In most cases, treatment is well tolerated and risks are minor. It is, nevertheless, important to be aware of potential side effects.
Ovarian stimulation and injections
Gonadotropin injections can be accompanied by tension in the breasts, a sensation of flatulence, abdominal heaviness, water retention, fatigue and mood swings. Redness or surface haematomas (“bruises”) may appear at the injection site. These reactions are usually of short duration and have no consequences whatsoever.
Follicular needle biopsy
Although considered minor, this is a surgical complication that may trigger complications. The introduction of a needle into the abdomen could cause infection or internal bleeding. Fortunately, such complications seldom occur.
The needle biopsy can be followed by mild to moderate abdominal pain, which quickly responds to analgesic tablets. Vaginal bleeding of minor intensity, originating from the needle biopsy sites, is common in the hours following the procedure.
The ovarian hyperstimulation syndrome
This is the outcome of an excessive ovarian response to gonadotropin injections. The ovaries develop too many follicles. They are distended and painful. This situation may be accompanied by a sensation of malaise, nausea or swelling of the stomach due to an accumulation of fluid around the ovaries. Slight hyperstimulation is rapidly resolved at the end of treatment and has no repercussions. In approximately 1% of cases, hyperstimulation is severe warranting hospital admission for observation and administration of anticoagulants because this situation may trigger the onset of venous thrombosis.

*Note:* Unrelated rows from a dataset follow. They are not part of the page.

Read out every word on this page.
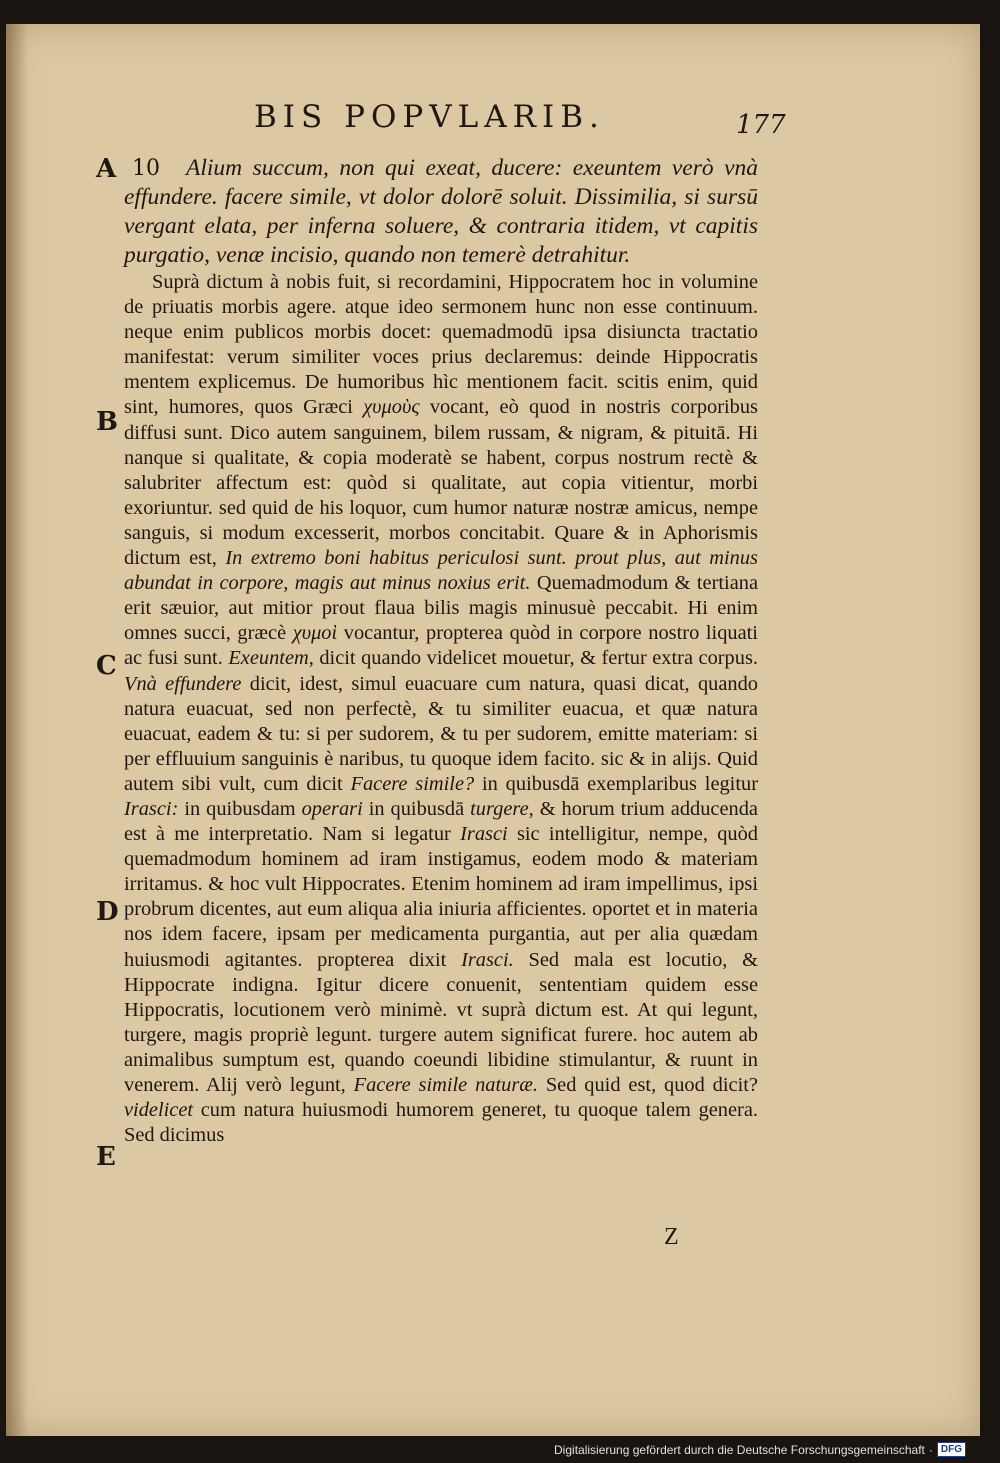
BIS POPVLARIB.	177
A
B
C
D
E
10	Alium succum, non qui exeat, ducere: exeuntem verò vnà effundere. facere simile, vt dolor dolorē soluit. Dissimilia, si sursū vergant elata, per inferna soluere, & contraria itidem, vt capitis purgatio, venæ incisio, quando non temerè detrahitur.

Suprà dictum à nobis fuit, si recordamini, Hippocratem hoc in volumine de priuatis morbis agere. atque ideo sermonem hunc non esse continuum. neque enim publicos morbis docet: quemadmodū ipsa disiuncta tractatio manifestat: verum similiter voces prius declaremus: deinde Hippocratis mentem explicemus. De humoribus hìc mentionem facit. scitis enim, quid sint, humores, quos Græci χυμοὺς vocant, eò quod in nostris corporibus diffusi sunt. Dico autem sanguinem, bilem russam, & nigram, & pituitā. Hi nanque si qualitate, & copia moderatè se habent, corpus nostrum rectè & salubriter affectum est: quòd si qualitate, aut copia vitientur, morbi exoriuntur. sed quid de his loquor, cum humor naturæ nostræ amicus, nempe sanguis, si modum excesserit, morbos concitabit. Quare & in Aphorismis dictum est, In extremo boni habitus periculosi sunt. prout plus, aut minus abundat in corpore, magis aut minus noxius erit. Quemadmodum & tertiana erit sæuior, aut mitior prout flaua bilis magis minusuè peccabit. Hi enim omnes succi, græcè χυμοὶ vocantur, propterea quòd in corpore nostro liquati ac fusi sunt. Exeuntem, dicit quando videlicet mouetur, & fertur extra corpus. Vnà effundere dicit, idest, simul euacuare cum natura, quasi dicat, quando natura euacuat, sed non perfectè, & tu similiter euacua, et quæ natura euacuat, eadem & tu: si per sudorem, & tu per sudorem, emitte materiam: si per effluuium sanguinis è naribus, tu quoque idem facito. sic & in alijs. Quid autem sibi vult, cum dicit Facere simile? in quibusdā exemplaribus legitur Irasci: in quibusdam operari in quibusdā turgere, & horum trium adducenda est à me interpretatio. Nam si legatur Irasci sic intelligitur, nempe, quòd quemadmodum hominem ad iram instigamus, eodem modo & materiam irritamus. & hoc vult Hippocrates. Etenim hominem ad iram impellimus, ipsi probrum dicentes, aut eum aliqua alia iniuria afficientes. oportet et in materia nos idem facere, ipsam per medicamenta purgantia, aut per alia quædam huiusmodi agitantes. propterea dixit Irasci. Sed mala est locutio, & Hippocrate indigna. Igitur dicere conuenit, sententiam quidem esse Hippocratis, locutionem verò minimè. vt suprà dictum est. At qui legunt, turgere, magis propriè legunt. turgere autem significat furere. hoc autem ab animalibus sumptum est, quando coeundi libidine stimulantur, & ruunt in venerem. Alij verò legunt, Facere simile naturæ. Sed quid est, quod dicit? videlicet cum natura huiusmodi humorem generet, tu quoque talem genera. Sed dicimus

Z
Digitalisierung gefördert durch die Deutsche Forschungsgemeinschaft · DFG
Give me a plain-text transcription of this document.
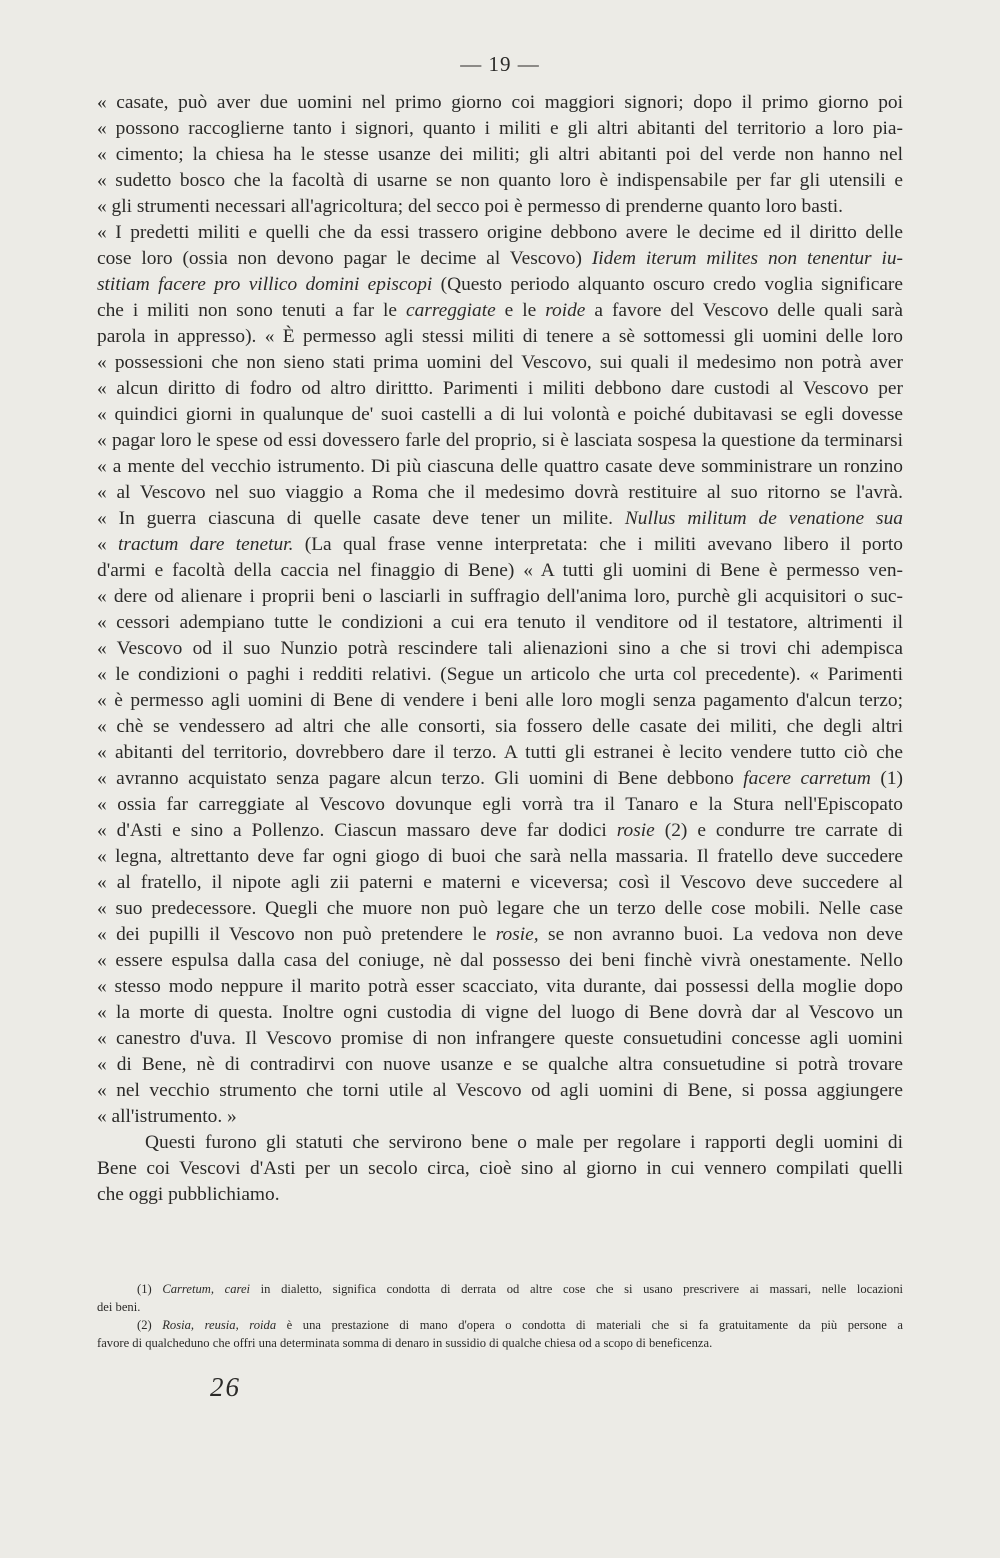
— 19 —
« casate, può aver due uomini nel primo giorno coi maggiori signori; dopo il primo giorno poi
« possono raccoglierne tanto i signori, quanto i militi e gli altri abitanti del territorio a loro pia-
« cimento; la chiesa ha le stesse usanze dei militi; gli altri abitanti poi del verde non hanno nel
« sudetto bosco che la facoltà di usarne se non quanto loro è indispensabile per far gli utensili e
« gli strumenti necessari all'agricoltura; del secco poi è permesso di prenderne quanto loro basti.
« I predetti militi e quelli che da essi trassero origine debbono avere le decime ed il diritto delle
cose loro (ossia non devono pagar le decime al Vescovo) Iidem iterum milites non tenentur iu-
stitiam facere pro villico domini episcopi (Questo periodo alquanto oscuro credo voglia significare
che i militi non sono tenuti a far le carreggiate e le roide a favore del Vescovo delle quali sarà
parola in appresso). « È permesso agli stessi militi di tenere a sè sottomessi gli uomini delle loro
« possessioni che non sieno stati prima uomini del Vescovo, sui quali il medesimo non potrà aver
« alcun diritto di fodro od altro dirittto. Parimenti i militi debbono dare custodi al Vescovo per
« quindici giorni in qualunque de' suoi castelli a di lui volontà e poiché dubitavasi se egli dovesse
« pagar loro le spese od essi dovessero farle del proprio, si è lasciata sospesa la questione da terminarsi
« a mente del vecchio istrumento. Di più ciascuna delle quattro casate deve somministrare un ronzino
« al Vescovo nel suo viaggio a Roma che il medesimo dovrà restituire al suo ritorno se l'avrà.
« In guerra ciascuna di quelle casate deve tener un milite. Nullus militum de venatione sua
« tractum dare tenetur. (La qual frase venne interpretata: che i militi avevano libero il porto
d'armi e facoltà della caccia nel finaggio di Bene) « A tutti gli uomini di Bene è permesso ven-
« dere od alienare i proprii beni o lasciarli in suffragio dell'anima loro, purchè gli acquisitori o suc-
« cessori adempiano tutte le condizioni a cui era tenuto il venditore od il testatore, altrimenti il
« Vescovo od il suo Nunzio potrà rescindere tali alienazioni sino a che si trovi chi adempisca
« le condizioni o paghi i redditi relativi. (Segue un articolo che urta col precedente). « Parimenti
« è permesso agli uomini di Bene di vendere i beni alle loro mogli senza pagamento d'alcun terzo;
« chè se vendessero ad altri che alle consorti, sia fossero delle casate dei militi, che degli altri
« abitanti del territorio, dovrebbero dare il terzo. A tutti gli estranei è lecito vendere tutto ciò che
« avranno acquistato senza pagare alcun terzo. Gli uomini di Bene debbono facere carretum (1)
« ossia far carreggiate al Vescovo dovunque egli vorrà tra il Tanaro e la Stura nell'Episcopato
« d'Asti e sino a Pollenzo. Ciascun massaro deve far dodici rosie (2) e condurre tre carrate di
« legna, altrettanto deve far ogni giogo di buoi che sarà nella massaria. Il fratello deve succedere
« al fratello, il nipote agli zii paterni e materni e viceversa; così il Vescovo deve succedere al
« suo predecessore. Quegli che muore non può legare che un terzo delle cose mobili. Nelle case
« dei pupilli il Vescovo non può pretendere le rosie, se non avranno buoi. La vedova non deve
« essere espulsa dalla casa del coniuge, nè dal possesso dei beni finchè vivrà onestamente. Nello
« stesso modo neppure il marito potrà esser scacciato, vita durante, dai possessi della moglie dopo
« la morte di questa. Inoltre ogni custodia di vigne del luogo di Bene dovrà dar al Vescovo un
« canestro d'uva. Il Vescovo promise di non infrangere queste consuetudini concesse agli uomini
« di Bene, nè di contradirvi con nuove usanze e se qualche altra consuetudine si potrà trovare
« nel vecchio strumento che torni utile al Vescovo od agli uomini di Bene, si possa aggiungere
« all'istrumento. »
Questi furono gli statuti che servirono bene o male per regolare i rapporti degli uomini di
Bene coi Vescovi d'Asti per un secolo circa, cioè sino al giorno in cui vennero compilati quelli
che oggi pubblichiamo.
(1) Carretum, carei in dialetto, significa condotta di derrata od altre cose che si usano prescrivere ai massari, nelle locazioni
dei beni.
(2) Rosia, reusia, roida è una prestazione di mano d'opera o condotta di materiali che si fa gratuitamente da più persone a
favore di qualcheduno che offri una determinata somma di denaro in sussidio di qualche chiesa od a scopo di beneficenza.
26
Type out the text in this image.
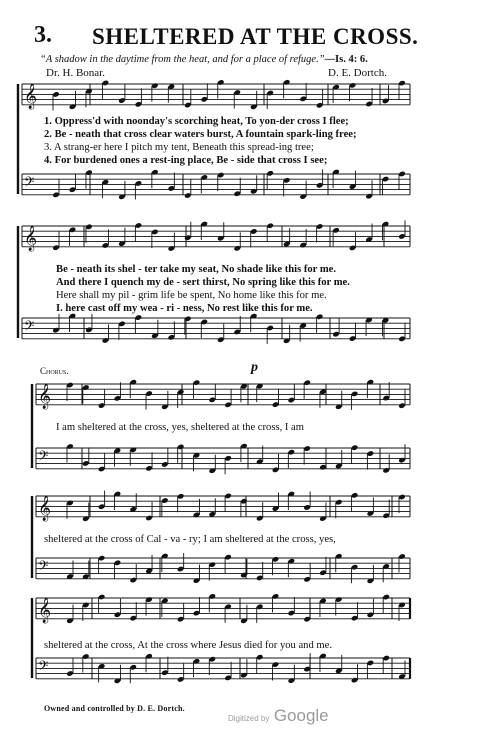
3. SHELTERED AT THE CROSS.
“A shadow in the daytime from the heat, and for a place of refuge.”—Is. 4: 6.
Dr. H. Bonar.	D. E. Dortch.
𝄞
𝄢
𝄞
𝄢
𝄞
𝄢
𝄞
𝄢
𝄞
𝄢
1. Oppress'd with noonday's scorching heat, To yon-der cross I flee;
2. Be - neath that cross clear waters burst, A fountain spark-ling free;
3. A strang-er here I pitch my tent, Beneath this spread-ing tree;
4. For burdened ones a rest-ing place, Be - side that cross I see;
Be - neath its shel - ter take my seat, No shade like this for me.
And there I quench my de - sert thirst, No spring like this for me.
Here shall my pil - grim life be spent, No home like this for me.
I. here cast off my wea - ri - ness, No rest like this for me.
Chorus.	p
I am sheltered at the cross, yes, sheltered at the cross, I am
sheltered at the cross of Cal - va - ry; I am sheltered at the cross, yes,
sheltered at the cross, At the cross where Jesus died for you and me.
Owned and controlled by D. E. Dortch.
Digitized by Google
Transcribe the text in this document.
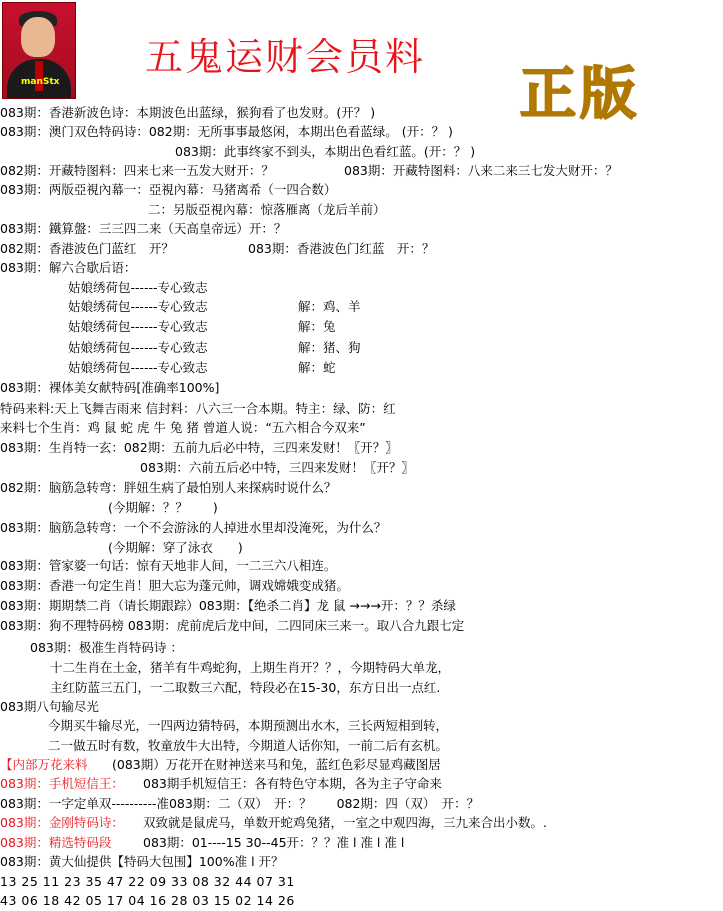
manStx
五鬼运财会员料
正版
083期：香港新波色诗：本期波色出蓝绿，猴狗看了也发财。(开？ )
083期：澳门双色特码诗：082期：无所事事最悠闲，本期出色看蓝绿。 (开：？ )
083期：此事终家不到头，本期出色看红蓝。(开：？ )
082期：开藏特图料：四来七来一五发大财开：？	083期：开藏特图料：八来二来三七发大财开：？
083期：两版亞視內幕一：亞視內幕：马猪离希（一四合数）
二：另版亞視內幕：惊落雁离（龙后羊前）
083期：鐵算盤：三三四二来（天高皇帝远）开：？
082期：香港波色门蓝红　开？	083期：香港波色门红蓝　开：？
083期：解六合歇后语：
姑娘绣荷包------专心致志
姑娘绣荷包------专心致志	解：鸡、羊
姑娘绣荷包------专心致志	解：兔
姑娘绣荷包------专心致志	解：猪、狗
姑娘绣荷包------专心致志	解：蛇
083期：裸体美女献特码[准确率100%]
特码来料:天上飞舞吉雨来 信封料：八六三一合本期。特主：绿、防：红
来料七个生肖：鸡 鼠 蛇 虎 牛 兔 猪 曾道人说：“五六相合今双来”
083期：生肖特一玄：082期：五前九后必中特，三四来发财！〖开？〗
083期：六前五后必中特，三四来发财！〖开？〗
082期：脑筋急转弯：胖妞生病了最怕别人来探病时说什么？
(今期解：？？　　)
083期：脑筋急转弯：一个不会游泳的人掉进水里却没淹死，为什么？
(今期解：穿了泳衣　　)
083期：管家婆一句话：惊有天地非人间，一二三六八相连。
083期：香港一句定生肖！胆大忘为蓬元帅，调戏嫦娥变成猪。
083期：期期禁二肖（请长期跟踪）083期：【绝杀二肖】龙 鼠 →→→开：？？杀绿
083期：狗不理特码榜 083期：虎前虎后龙中间，二四同床三来一。取八合九跟七定
083期：极准生肖特码诗 ：
十二生肖在土金，猪羊有牛鸡蛇狗，上期生肖开？？，今期特码大单龙，
主红防蓝三五门，一二取数三六配，特段必在15-30，东方日出一点红.
083期八句输尽光
今期买牛输尽光，一四两边猜特码，本期预测出水木，三长两短相到转，
二一做五时有数，牧童放牛大出特，今期道人话你知，一前二后有玄机。
【内部万花来料 (083期）万花开在财神送来马和兔，蓝红色彩尽显鸡藏图居
083期：手机短信王： 083期手机短信王：各有特色守本期，各为主子守命来
083期：一字定单双----------准083期：二（双）　开：？　　082期：四（双）　开：？
083期：金刚特码诗： 双致就是鼠虎马，单数开蛇鸡兔猪，一室之中观四海，三九来合出小数。.
083期：精选特码段	083期：01----15 30--45开：？？准 l 准 l 准 l
083期：黄大仙提供【特码大包围】100%准 l 开？
13 25 11 23 35 47 22 09 33 08 32 44 07 31
43 06 18 42 05 17 04 16 28 03 15 02 14 26
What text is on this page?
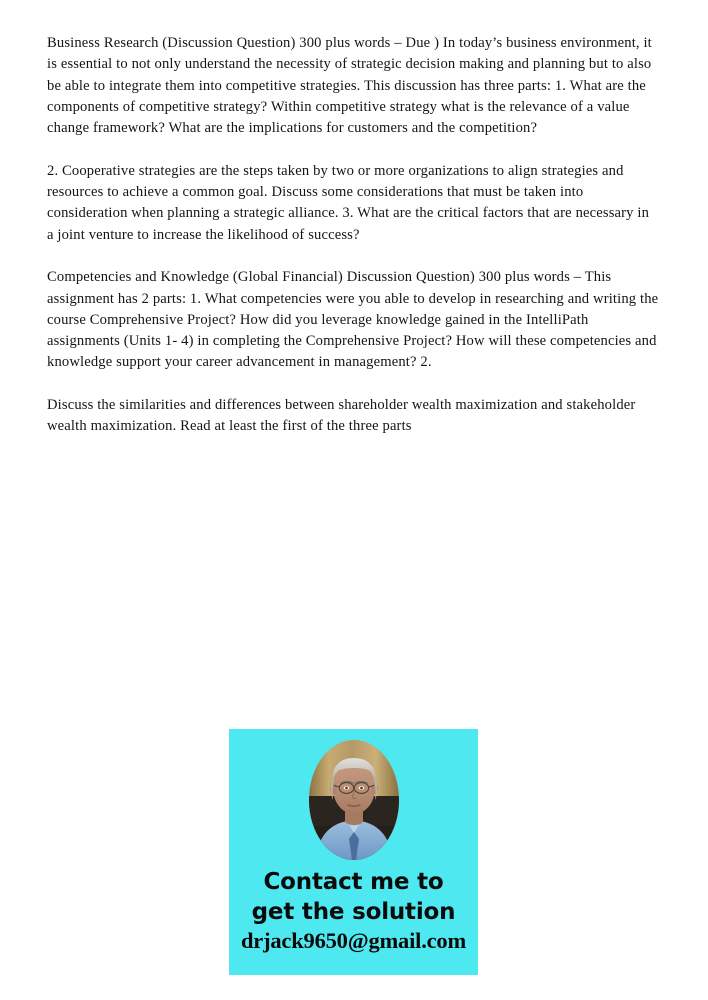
Business Research (Discussion Question) 300 plus words – Due ) In today’s business environment, it is essential to not only understand the necessity of strategic decision making and planning but to also be able to integrate them into competitive strategies. This discussion has three parts: 1. What are the components of competitive strategy? Within competitive strategy what is the relevance of a value change framework? What are the implications for customers and the competition?

2. Cooperative strategies are the steps taken by two or more organizations to align strategies and resources to achieve a common goal. Discuss some considerations that must be taken into consideration when planning a strategic alliance. 3. What are the critical factors that are necessary in a joint venture to increase the likelihood of success?

Competencies and Knowledge (Global Financial) Discussion Question) 300 plus words – This assignment has 2 parts: 1. What competencies were you able to develop in researching and writing the course Comprehensive Project? How did you leverage knowledge gained in the IntelliPath assignments (Units 1- 4) in completing the Comprehensive Project? How will these competencies and knowledge support your career advancement in management? 2.

Discuss the similarities and differences between shareholder wealth maximization and stakeholder wealth maximization. Read at least the first of the three parts

Contact me to
get the solution
drjack9650@gmail.com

The transfer of several embryos increases the chances of pregnancy but also heightens the risk of multiple pregnancies. In Switzerland, twins account for approximately 25% of multiple pregnancies, and triplets <1%. It should be remembered that the transfer of more than 3 embryos is not permitted in our country.
The aim of treatment is for the couple undergoing treatment to have a healthy child. In young women (< 35 years of age) with a favourable prognosis, the transfer of 2 embryos is preferable.
Compared to a single pregnancy, multiple pregnancies heighten the risks for both mother and child. They are often accompanied by a threat of premature labour, which warrants prolonged bed rest or hospital admission. Hypertension, diabetes, anaemia and delivery by caesarean section are also more common. The most frequent complications for the foetus and newborn infant are prematurity and delayed intra-uterine growth. The incidence of congenital deformities is also higher in children born of multiple pregnancies.
Even if they are positioned correctly in the uterine cavity, the embryos may migrate into a fallopian tube. This complication, which fortunately affects less than 4% of pregnancies arising from in-vitro fertilisation, may be detected at an early stage and medically treated by an injection in most cases.
As with a spontaneous pregnancy, a miscarriage can also occur after in-vitro fertilisation. The risk of miscarriage is approximately 15% in women under 35 years old. It gradually increases with age, reaching 35% after the age of 40.